The university system is asking for $10 million in upcoming fiscal year 2020-21, as part of the $35 million request. The total cost is estimated at $86 million, with the balance coming from USNH and private-public partnerships.
Gov. Chris Sununu says his office worked closely with the university in developing the proposal.
“I’m behind it 100 percent,” he said. “We have something that is viable, something that the Legislature can hopefully get behind and hopefully we can get it done.”
The university system — comprised of UNH, Plymouth State University, Keene State College and Granite State College — was the first state agency to present its request in a daylong session of capital budget hearings on Thursday.
Sununu said he expects to submit a capital budget of approximately $120 million to lawmakers when they reconvene in 2019. That’s about equal to what was approved in the current capital budget.
Joining Provencher in pitching the Biological Sciences Initiative to the Capital Budget Committee was USNH Chancellor Todd Leach and Vice President of Finance and Administration Chris Clement.
“We are seeing regenerative medicine and biological sciences emerging as something New Hampshire can be a leader in,” said Leach. “As the primary provider of the state’s educated workforce, we’ve got to be a part of that.”
The Advanced Regenerative Manufacturing Institute based in the Manchester Millyard has in a short time attracted about $294 million in government and private investment, in the hope of commercially producing tissue — and perhaps, one day, organs — to implant into sick and injured people.
“USNH would not only match state dollars, but would virtually triple the state dollar investment,” according to the written proposal submitted by the university system.
“Most importantly, the partnership would strengthen and solidify our state’s overall competitive advantage in this growing industry, while simultaneously supporting existing New Hampshire companies that are struggling to meet their workforce needs.”
Companies like BAE, Medtronics and Lonza were also cited as beneficiaries of the proposal as they search for new workers.
The plan is to build a 49,000-square-foot addition onto the existing Spaulding Hall at UNH in Durham, followed by renovations to the original structure.
“We’ve had 60 years with the existing building and will have another 60 years after it’s been renovated,” said Clement.
The expansion would include 11 new labs outfitted with modern equipment, enabling the university to accommodate 850 additional students for laboratory-based instruction.
It will also increase the number of UNH graduates in science, technology, engineering or math by 250 students a year, according to university officials.
Need for graduates
The ability of the university to churn out more graduates in life sciences is critical to the success of the ARMI program, Clement said.
“Dean Kamen needs these students to feed his program, tissue engineering. We are not keeping up with that demand today and won’t keep up when it ramps up at the Millyard,” he said.

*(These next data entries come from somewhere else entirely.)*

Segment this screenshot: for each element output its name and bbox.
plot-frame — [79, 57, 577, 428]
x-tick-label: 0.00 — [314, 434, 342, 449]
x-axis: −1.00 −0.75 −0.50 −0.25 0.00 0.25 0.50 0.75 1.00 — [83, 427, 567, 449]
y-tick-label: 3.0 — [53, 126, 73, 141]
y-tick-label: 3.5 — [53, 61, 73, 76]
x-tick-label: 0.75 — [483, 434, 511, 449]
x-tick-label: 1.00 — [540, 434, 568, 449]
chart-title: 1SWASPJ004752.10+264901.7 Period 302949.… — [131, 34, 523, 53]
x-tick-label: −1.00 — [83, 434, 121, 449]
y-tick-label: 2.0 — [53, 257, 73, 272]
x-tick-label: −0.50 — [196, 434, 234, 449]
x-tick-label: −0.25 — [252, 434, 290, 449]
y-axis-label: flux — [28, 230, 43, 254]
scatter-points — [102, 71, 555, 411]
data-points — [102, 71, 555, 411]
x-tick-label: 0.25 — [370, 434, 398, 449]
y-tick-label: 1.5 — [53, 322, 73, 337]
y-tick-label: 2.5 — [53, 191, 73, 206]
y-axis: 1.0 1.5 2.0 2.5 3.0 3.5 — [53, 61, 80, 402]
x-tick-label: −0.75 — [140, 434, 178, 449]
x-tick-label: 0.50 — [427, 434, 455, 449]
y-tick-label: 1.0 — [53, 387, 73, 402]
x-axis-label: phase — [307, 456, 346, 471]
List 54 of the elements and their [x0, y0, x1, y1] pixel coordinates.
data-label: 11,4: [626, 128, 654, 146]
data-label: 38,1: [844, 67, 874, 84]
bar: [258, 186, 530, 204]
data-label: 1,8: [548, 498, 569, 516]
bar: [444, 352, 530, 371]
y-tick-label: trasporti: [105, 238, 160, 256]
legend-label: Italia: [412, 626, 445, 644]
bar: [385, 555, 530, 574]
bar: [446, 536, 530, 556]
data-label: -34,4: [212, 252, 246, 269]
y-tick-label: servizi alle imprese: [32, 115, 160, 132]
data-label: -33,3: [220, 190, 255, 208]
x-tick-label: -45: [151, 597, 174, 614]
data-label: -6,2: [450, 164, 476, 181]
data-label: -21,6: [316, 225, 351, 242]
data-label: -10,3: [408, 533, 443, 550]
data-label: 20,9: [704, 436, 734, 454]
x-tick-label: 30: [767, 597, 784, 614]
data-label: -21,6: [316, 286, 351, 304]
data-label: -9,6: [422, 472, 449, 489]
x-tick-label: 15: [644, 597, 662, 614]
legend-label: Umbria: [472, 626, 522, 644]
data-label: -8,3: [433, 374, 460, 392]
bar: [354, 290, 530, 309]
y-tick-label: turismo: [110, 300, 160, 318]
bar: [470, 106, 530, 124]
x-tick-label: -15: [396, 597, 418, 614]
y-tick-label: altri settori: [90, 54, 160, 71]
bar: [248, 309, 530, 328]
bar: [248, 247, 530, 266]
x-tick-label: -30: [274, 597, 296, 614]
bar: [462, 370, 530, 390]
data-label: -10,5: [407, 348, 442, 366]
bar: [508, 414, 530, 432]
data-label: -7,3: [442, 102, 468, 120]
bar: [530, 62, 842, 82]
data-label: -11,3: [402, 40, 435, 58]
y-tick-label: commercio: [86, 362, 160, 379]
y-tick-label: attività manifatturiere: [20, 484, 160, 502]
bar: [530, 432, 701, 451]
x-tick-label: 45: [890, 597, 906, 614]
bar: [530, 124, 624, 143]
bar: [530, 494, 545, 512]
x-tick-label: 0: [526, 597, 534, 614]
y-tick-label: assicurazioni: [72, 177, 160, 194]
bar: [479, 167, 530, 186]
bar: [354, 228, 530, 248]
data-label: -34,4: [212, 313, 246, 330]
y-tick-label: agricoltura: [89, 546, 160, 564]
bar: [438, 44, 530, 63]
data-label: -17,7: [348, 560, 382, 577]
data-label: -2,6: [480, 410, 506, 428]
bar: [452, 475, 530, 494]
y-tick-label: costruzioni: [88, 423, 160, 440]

The estimated economic impact of the $86 million investment is significant, according to university officials. They estimate that in the first five years after completion the expansion will generate $47.3 million in new wages, 522 new jobs, 27 new companies and $3.7 million in new annual tax revenue for the state.
Commissioner of Administrative Services Charlie Arlinghaus asked what would happen if the money was appropriated for the first phase of the project, but not available in the following years.
“We would do the addition first, and after that chunk it up in smaller pieces depending on the revenue. It would just cost more, sort of the UNH version of the I-93 widening project,” said Clement, former commissioner of the Department of Transportation.